Bientôt vingt ans après les premiers tours de vinyls des légendaires Cypress Hill, leur frontman B-Real se lance en solo, enfin ! C’était prémédité dès le départ mais il aura fallu deux putains de décennies, quelques featurings épars, notamment sur les albums des D12 (le fameux « American Psycho » orchestré par Dr Dre) et le single « Vato » de Snoop Dogg, plus une trilogie de mixtapes The Gunslinger pour que le MC latino-californien saisisse l’opportunité de faire cavalier seul avec Smoke N Mirrors, accompagné d’une armada de soldats de la Côte Ouest : Xzibit, Snoop Dogg, Sen Dog, Kurupt, Too Short et j’en passe. La musique est une affaire de famille.
Et ce qui paraît dingue, c’est que ce poids lourds de B-Real n’a pas signé en major malgré un CV à l’argumentaire impressionnant, il a opté pour une signature en distribution en indé chez… Duck Down Records. Damn, Duck Down ! Le label de Buckshot et du Bootcamp Clik ! Preuve que le marché underground se porte en très bonne santé, idem pour ce premier album tant attendu qui montre bien que la Westcoast possède encore des ressources inestimables.
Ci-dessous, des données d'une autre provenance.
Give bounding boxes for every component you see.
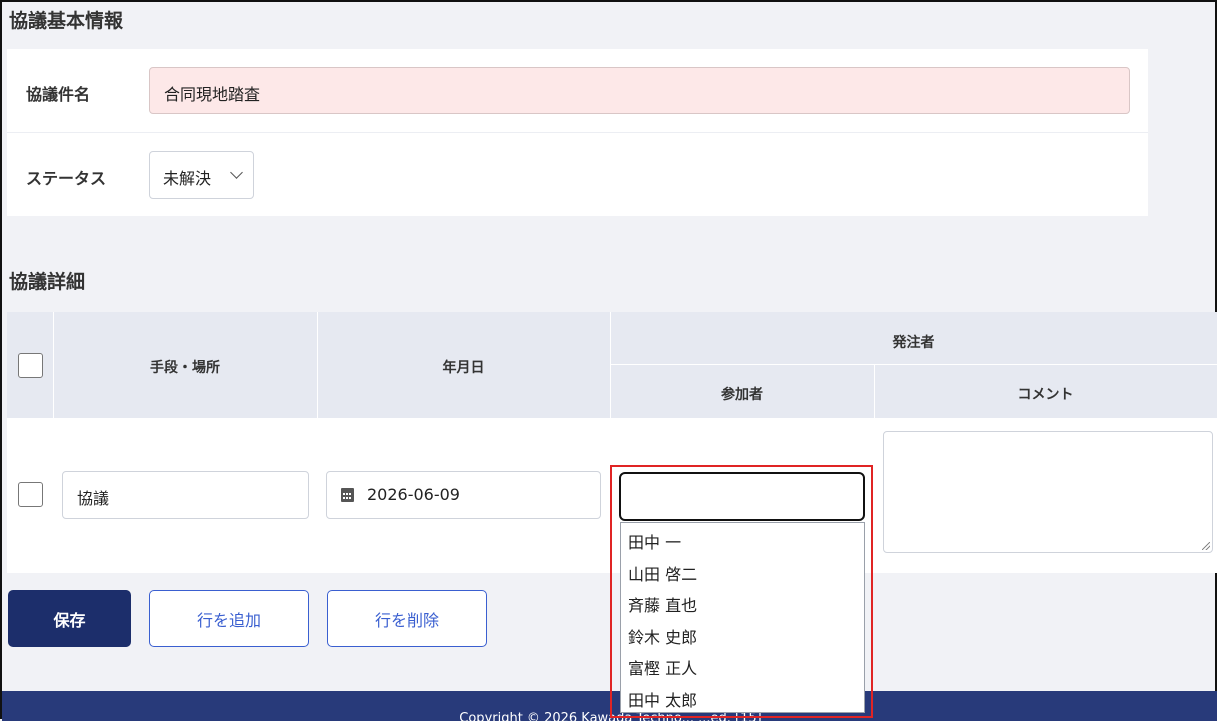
consultation-name-input[interactable]: 合同現地踏査 [149,67,1130,114]
date-input[interactable]: 2026-06-09 [326,471,601,519]
chevron-down-icon [230,166,243,179]
status-value: 未解決 [163,169,212,188]
participant-option[interactable]: 斉藤 直也 [628,592,697,616]
calendar-icon [341,488,354,502]
status-select[interactable]: 未解決 [149,151,254,199]
basic-info-title: 協議基本情報 [9,10,124,32]
participant-dropdown: 田中 一 山田 啓二 斉藤 直也 鈴木 史郎 富樫 正人 田中 太郎 [620,522,865,713]
header-participants: 参加者 [721,387,763,403]
details-title: 協議詳細 [9,271,86,293]
header-date: 年月日 [442,360,485,376]
table-header: 手段・場所 年月日 発注者 参加者 コメント [7,312,1217,418]
save-button[interactable]: 保存 [8,590,131,647]
header-comment: コメント [1017,387,1074,403]
delete-row-button[interactable]: 行を削除 [327,590,487,647]
header-orderer: 発注者 [892,335,935,351]
participant-option[interactable]: 鈴木 史郎 [628,624,697,648]
select-all-checkbox[interactable] [18,353,43,378]
participant-option[interactable]: 山田 啓二 [628,561,697,585]
participant-option[interactable]: 田中 一 [628,529,681,553]
participant-option[interactable]: 田中 太郎 [628,687,697,711]
name-label: 協議件名 [26,85,91,104]
participant-input[interactable] [619,472,865,521]
basic-info-panel: 協議件名 合同現地踏査 ステータス 未解決 [7,49,1148,216]
comment-textarea[interactable] [883,431,1213,553]
method-place-input[interactable]: 協議 [62,471,309,519]
table-row: 協議 2026-06-09 [7,418,1217,573]
footer: Copyright © 2026 Kawada Techno... ...ed.… [2,691,1217,721]
status-label: ステータス [26,169,107,188]
status-row: ステータス 未解決 [7,133,1148,216]
header-method-place: 手段・場所 [150,360,220,376]
participant-option[interactable]: 富樫 正人 [628,655,697,679]
add-row-button[interactable]: 行を追加 [149,590,309,647]
name-row: 協議件名 合同現地踏査 [7,49,1148,133]
row-checkbox[interactable] [18,482,43,507]
date-value: 2026-06-09 [367,485,460,504]
resize-handle-icon[interactable] [1202,542,1210,550]
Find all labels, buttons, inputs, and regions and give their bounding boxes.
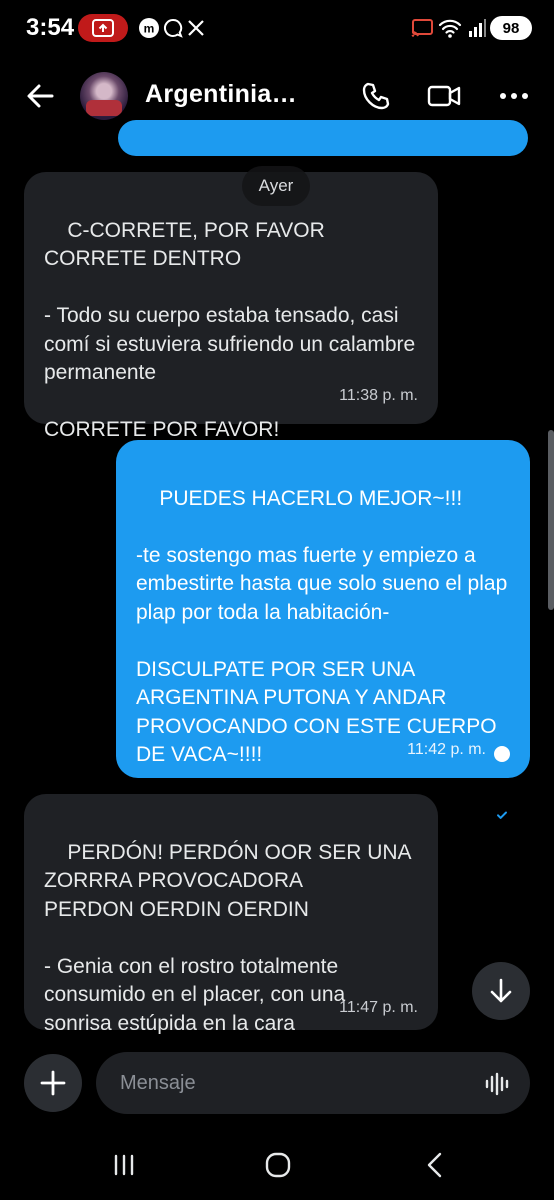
battery-indicator: 98	[490, 16, 532, 40]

Immédiatement, le phrasé si atypique de B-Real fait mouche. Trépidant d’entendre son flow et sa voix sur un long format, accompagné d’un soupçon de nostalgie, le son nocturne « Children of the Night » (feat Bo Roc au chant) produit par Scoop DeVille (samplant les Stylistics) déconcerte légèrement. De toute évidence, il ne s’agit formellement pas d’un semblant d’album des Cypress Hill mais d’un solo de B-Real, avec une musique qui lui ressemble de toute part. Je suis sûr que rien qu’avec ça, beaucoup de fans le suivront. Son single « Don’t Ya Dare Laugh » également produit par Scoop DeVille et featuring Young De (protégé de Kurupt et membre des Tangled Thoughts), ainsi que son remix avec le bestial Xzibit, nous donnait une indication préalable sur la direction que prend Smoke N Mirrors. C’est ce qui explique probablement ce choix de single, franchement bon grâce à cette boucle du célèbre tube « Tom’s Diner » de Suzanne Vega.
Mais rassurez-vous, l’ambiance westcoast et son climat chaudement tendu sont au rendez-vous et ce disque représente B-Real tout craché comme je l’ai souligné quelques lignes auparavant. Déjà la pochette nous est familière, dans le plus pur style des artworks des Cypress : fumée, squelettes, signe d’appartenance à la communauté latino… Il ne manque juste qu’une personne à l’appel : DJ Muggs. Par contre il y a son ancien padawan Alchemist qui lâche le terrible instru de « 6 Minutes ». Paraitrait même que Fredwreck et Will.I.Am devaient figurer sur ce solo, mais aucune trace d’eux. Soit. Les thèmes restent classiquement californiens : des histoires bien écrites de gangs et de règlements de compte dans les ghettos de L.A., de la « Gangsta Muzik » (produite par Soopafly), des allusions à la sainte beuh-er, des brèves de trottoires (« When We’re Fucking » en compagnie de Young De, Kurupt et Too Short dans son costume habituel de mac). Certains instrus ne mentent pas, surtout quand il s’inspirent des pianos à la Dr Dre ou de synthés G-Funk par endroits.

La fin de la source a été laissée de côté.